The model runs on a third-party GenAI provider's infrastructure — OpenAI, Anthropic, Mistral, and similar. Use EcoLogitsGenAIExternalAPI with its EcoLogitsGenAIExternalAPIJob. The EcoLogits integration looks up the model's parameter counts, throughput, datacenter location, and grid carbon intensity automatically; the modeler picks a provider, a model, and an average output token count. This is by far the cheapest and most accurate path when the model is not the modeler's to run.

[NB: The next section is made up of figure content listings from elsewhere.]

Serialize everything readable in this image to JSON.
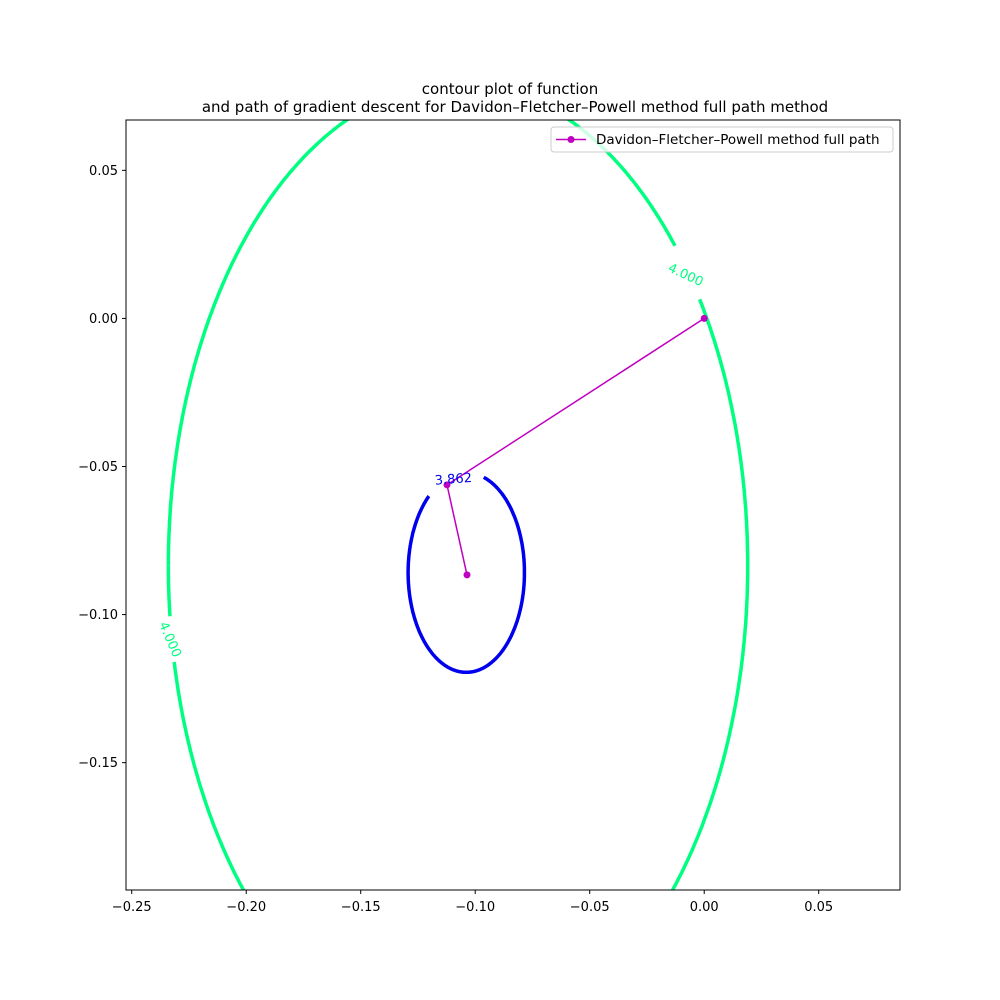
{
  "chart_data": {
    "type": "line",
    "title": "contour plot of function",
    "subtitle": "and path of gradient descent for Davidon–Fletcher–Powell method full path method",
    "xlabel": "",
    "ylabel": "",
    "xlim": [
      -0.2525,
      0.0855
    ],
    "ylim": [
      -0.193,
      0.067
    ],
    "xticks": [
      -0.25,
      -0.2,
      -0.15,
      -0.1,
      -0.05,
      0.0,
      0.05
    ],
    "xtick_labels": [
      "−0.25",
      "−0.20",
      "−0.15",
      "−0.10",
      "−0.05",
      "0.00",
      "0.05"
    ],
    "yticks": [
      0.05,
      0.0,
      -0.05,
      -0.1,
      -0.15
    ],
    "ytick_labels": [
      "0.05",
      "0.00",
      "−0.05",
      "−0.10",
      "−0.15"
    ],
    "grid": false,
    "legend_position": "upper right",
    "series": [
      {
        "name": "Davidon–Fletcher–Powell method full path",
        "color": "#c000c0",
        "marker": "circle",
        "x": [
          0.0,
          -0.1123,
          -0.1036
        ],
        "y": [
          0.0,
          -0.0562,
          -0.0866
        ]
      }
    ],
    "contours": [
      {
        "level": 4.0,
        "label": "4.000",
        "color": "#00ff80",
        "center": [
          -0.1075,
          -0.0835
        ],
        "radius_x": 0.1265,
        "radius_y": 0.163,
        "label_positions": [
          [
            -0.0082,
            0.0145
          ],
          [
            -0.2335,
            -0.1085
          ]
        ]
      },
      {
        "level": 3.862,
        "label": "3.862",
        "color": "#0000ee",
        "center": [
          -0.1039,
          -0.0858
        ],
        "radius_x": 0.0254,
        "radius_y": 0.0337,
        "label_positions": [
          [
            -0.1095,
            -0.0545
          ]
        ]
      }
    ]
  }
}
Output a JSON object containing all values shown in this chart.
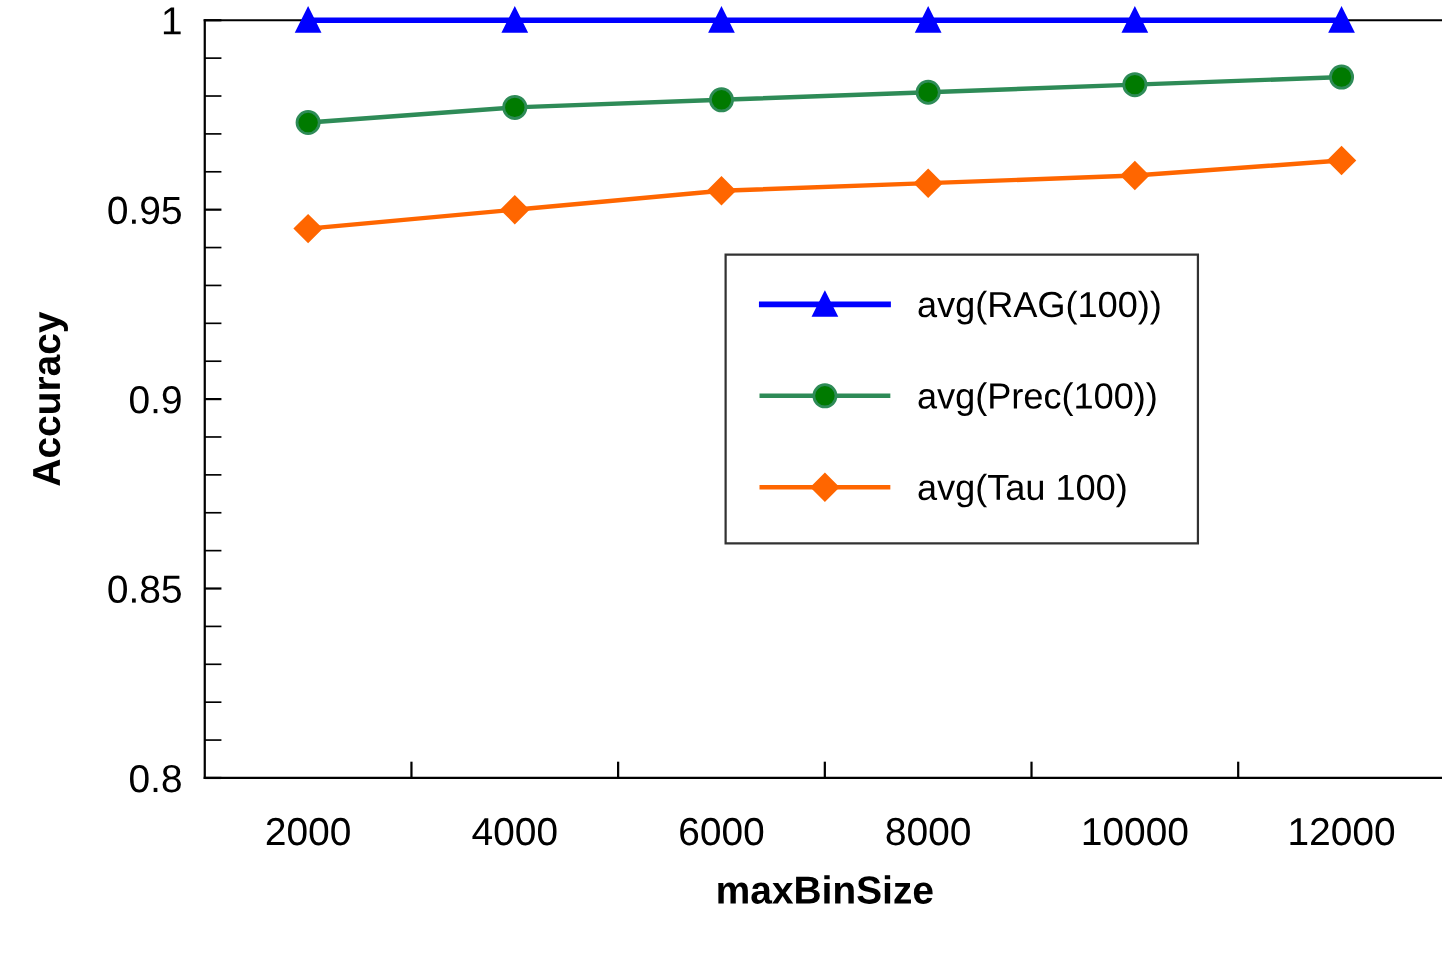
{
  "chart_data": {
    "type": "line",
    "xlabel": "maxBinSize",
    "ylabel": "Accuracy",
    "categories": [
      "2000",
      "4000",
      "6000",
      "8000",
      "10000",
      "12000"
    ],
    "ylim": [
      0.8,
      1
    ],
    "yticks": [
      0.8,
      0.85,
      0.9,
      0.95,
      1
    ],
    "grid": false,
    "legend": "right",
    "series": [
      {
        "name": "avg(RAG(100))",
        "color": "#0000ff",
        "marker": "triangle",
        "values": [
          1,
          1,
          1,
          1,
          1,
          1
        ]
      },
      {
        "name": "avg(Prec(100))",
        "color": "#2e8b57",
        "marker": "circle",
        "values": [
          0.973,
          0.977,
          0.979,
          0.981,
          0.983,
          0.985
        ]
      },
      {
        "name": "avg(Tau 100)",
        "color": "#ff6600",
        "marker": "diamond",
        "values": [
          0.945,
          0.95,
          0.955,
          0.957,
          0.959,
          0.963
        ]
      }
    ]
  }
}
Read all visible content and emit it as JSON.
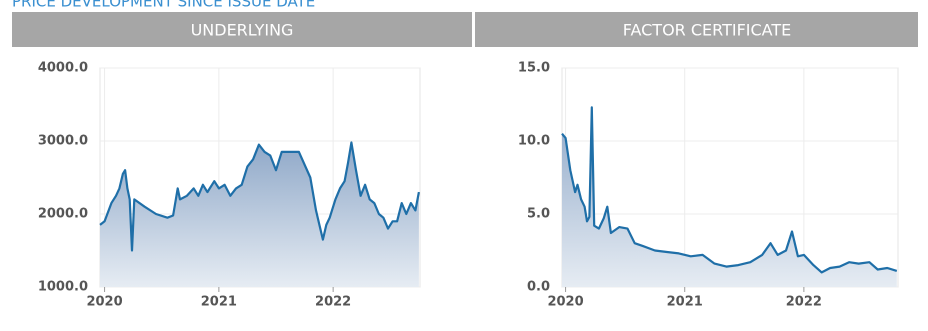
{
  "page_title": "PRICE DEVELOPMENT SINCE ISSUE DATE",
  "chart_data": [
    {
      "type": "area",
      "title": "UNDERLYING",
      "x": [
        2019.96,
        2020.0,
        2020.06,
        2020.1,
        2020.13,
        2020.16,
        2020.18,
        2020.2,
        2020.22,
        2020.24,
        2020.26,
        2020.35,
        2020.45,
        2020.55,
        2020.6,
        2020.64,
        2020.66,
        2020.72,
        2020.78,
        2020.82,
        2020.86,
        2020.9,
        2020.96,
        2021.0,
        2021.05,
        2021.1,
        2021.15,
        2021.2,
        2021.25,
        2021.3,
        2021.35,
        2021.4,
        2021.45,
        2021.5,
        2021.55,
        2021.65,
        2021.7,
        2021.8,
        2021.85,
        2021.88,
        2021.91,
        2021.94,
        2021.97,
        2022.02,
        2022.06,
        2022.1,
        2022.13,
        2022.16,
        2022.2,
        2022.24,
        2022.28,
        2022.32,
        2022.36,
        2022.4,
        2022.44,
        2022.48,
        2022.52,
        2022.56,
        2022.6,
        2022.64,
        2022.68,
        2022.72,
        2022.75
      ],
      "values": [
        1850,
        1900,
        2150,
        2250,
        2350,
        2550,
        2600,
        2350,
        2200,
        1500,
        2200,
        2100,
        2000,
        1950,
        1980,
        2350,
        2200,
        2250,
        2350,
        2250,
        2400,
        2300,
        2450,
        2350,
        2400,
        2250,
        2350,
        2400,
        2650,
        2750,
        2950,
        2850,
        2800,
        2600,
        2850,
        2850,
        2850,
        2500,
        2050,
        1850,
        1650,
        1850,
        1950,
        2200,
        2350,
        2450,
        2700,
        2980,
        2600,
        2250,
        2400,
        2200,
        2150,
        2000,
        1950,
        1800,
        1900,
        1900,
        2150,
        2000,
        2150,
        2050,
        2300
      ],
      "color": "#1f6fa8",
      "xlim": [
        2019.96,
        2022.76
      ],
      "xticks": [
        2020,
        2021,
        2022
      ],
      "ylim": [
        1000,
        4000
      ],
      "yticks": [
        {
          "value": 1000,
          "label": "1000.0"
        },
        {
          "value": 2000,
          "label": "2000.0"
        },
        {
          "value": 3000,
          "label": "3000.0"
        },
        {
          "value": 4000,
          "label": "4000.0"
        }
      ],
      "grid": true
    },
    {
      "type": "area",
      "title": "FACTOR CERTIFICATE",
      "x": [
        2019.97,
        2020.0,
        2020.04,
        2020.08,
        2020.1,
        2020.13,
        2020.16,
        2020.18,
        2020.2,
        2020.22,
        2020.24,
        2020.28,
        2020.32,
        2020.35,
        2020.38,
        2020.45,
        2020.52,
        2020.58,
        2020.65,
        2020.75,
        2020.85,
        2020.95,
        2021.05,
        2021.15,
        2021.25,
        2021.35,
        2021.45,
        2021.55,
        2021.65,
        2021.72,
        2021.78,
        2021.85,
        2021.9,
        2021.95,
        2022.0,
        2022.08,
        2022.15,
        2022.22,
        2022.3,
        2022.38,
        2022.46,
        2022.55,
        2022.62,
        2022.7,
        2022.78
      ],
      "values": [
        10.5,
        10.2,
        8,
        6.5,
        7,
        6,
        5.5,
        4.5,
        4.8,
        12.3,
        4.2,
        4.0,
        4.7,
        5.5,
        3.7,
        4.1,
        4.0,
        3.0,
        2.8,
        2.5,
        2.4,
        2.3,
        2.1,
        2.2,
        1.6,
        1.4,
        1.5,
        1.7,
        2.2,
        3.0,
        2.2,
        2.5,
        3.8,
        2.1,
        2.2,
        1.5,
        1.0,
        1.3,
        1.4,
        1.7,
        1.6,
        1.7,
        1.2,
        1.3,
        1.1
      ],
      "color": "#1f6fa8",
      "xlim": [
        2019.97,
        2022.79
      ],
      "xticks": [
        2020,
        2021,
        2022
      ],
      "ylim": [
        0,
        15
      ],
      "yticks": [
        {
          "value": 0,
          "label": "0.0"
        },
        {
          "value": 5,
          "label": "5.0"
        },
        {
          "value": 10,
          "label": "10.0"
        },
        {
          "value": 15,
          "label": "15.0"
        }
      ],
      "grid": true
    }
  ]
}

Fine-tuning a model and serving it yourself puts you in the first bullet (with a GPUServer). The EcoLogits path is specifically for calls that hit an external provider's API.

Python sketch

# Two patterns, same country, different journeys
training_pattern = UsagePattern(
    "Weekly retraining",
    usage_journey=training_journey,
    devices=[],  # backend-only workload: no end-user device
    network=internal_network,
    country=country_fr,
    hourly_usage_journey_starts=weekly_pulse_of_one_start_per_week,
)

inference_pattern = UsagePattern(
    "Production inference",
    usage_journey=inference_journey,
    devices=[smartphone],
    network=mobile_network,
    country=country_fr,
    hourly_usage_journey_starts=hourly_traffic,
)

The underlying Job, GPUJob, or EcoLogitsGenAIExternalAPIJob carries the per-call resource numbers — ideally measured (via CodeCarbon, EcoLogits, or your own profiling) rather than guessed.